The Tax Reform Act of 2017 (for tax returns beginning in 2018) eliminated personal exemptions and miscellaneous deductions, including unreimbursed business expenses; furthermore, it capped state and local taxes at $10,000.

Rollovers as Business Start-Ups (ROBS)

These are arrangements in which a business owner uses his 401(k), IRA or other retirement funds to invest in his company. Promoters claim that this is a tax- and penalty-free use of retirement funds. However, most taxpayers do not realize the difficulty of staying in compliance with the rules. Entering into a prohibited transaction can result in the termination of the retirement account. If terminated, all monies would be considered a distribution and, if owner was less than 59½, subject to a 10% penalty. Some prohibited transactions are:

  1. Sale, exchange, or leasing of property between the IRA and IRA owner
  2. Lending of money, extending credit, or guaranteeing debt between IRA and owner
  3. Furnishing goods, services, or facilities to the IRA by the owner
  4. Transfer to, or use by, the IRA owner of income or assets of the IRA

Same-Sex Marriage Ruling

The same-sex marriage ruling states that same-sex couples who are legally married are considered married for federal tax purposes, regardless of whether their state of residence recognizes same-sex marriage. In 2013 and all future years, legally married same-sex couples must file their federal income tax returns as married filing jointly (MFJ) or married filing separately (MFS).

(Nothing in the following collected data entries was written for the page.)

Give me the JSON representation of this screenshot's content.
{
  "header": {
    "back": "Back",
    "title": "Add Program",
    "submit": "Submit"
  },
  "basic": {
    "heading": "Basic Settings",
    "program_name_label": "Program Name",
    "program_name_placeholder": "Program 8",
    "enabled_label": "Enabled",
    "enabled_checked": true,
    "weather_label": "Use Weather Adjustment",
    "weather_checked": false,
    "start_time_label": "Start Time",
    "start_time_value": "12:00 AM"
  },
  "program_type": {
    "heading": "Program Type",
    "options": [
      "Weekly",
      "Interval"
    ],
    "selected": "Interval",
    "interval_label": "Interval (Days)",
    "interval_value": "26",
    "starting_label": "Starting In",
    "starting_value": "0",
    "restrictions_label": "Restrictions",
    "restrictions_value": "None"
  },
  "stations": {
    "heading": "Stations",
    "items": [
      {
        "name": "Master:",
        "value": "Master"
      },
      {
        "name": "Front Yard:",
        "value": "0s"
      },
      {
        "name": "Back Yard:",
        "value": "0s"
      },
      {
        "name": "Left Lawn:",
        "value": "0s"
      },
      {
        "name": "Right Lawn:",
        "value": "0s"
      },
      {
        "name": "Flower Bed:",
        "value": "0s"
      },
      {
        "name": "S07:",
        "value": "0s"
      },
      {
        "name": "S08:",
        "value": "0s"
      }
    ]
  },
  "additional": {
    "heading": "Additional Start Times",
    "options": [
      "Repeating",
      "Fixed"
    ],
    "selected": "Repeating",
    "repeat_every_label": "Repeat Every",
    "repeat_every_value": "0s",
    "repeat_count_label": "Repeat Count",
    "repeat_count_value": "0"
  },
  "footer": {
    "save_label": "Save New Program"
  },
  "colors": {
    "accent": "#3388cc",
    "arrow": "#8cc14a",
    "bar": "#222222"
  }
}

Same-sex married couples may now enjoy all of the federal tax-related benefits previously available only to opposite-sex married couples. These benefits include (but are not limited to):

  • Estate and gift tax benefits
  • MFJ or MFS filing status and standard deduction
  • Claiming personal and dependency exemptions
  • Claiming child-driven credits
  • Taxpayer-friendly employee benefits
  • Spousal IRAs

Same-sex married couples are also subject to the many marriage penalties included in the tax code.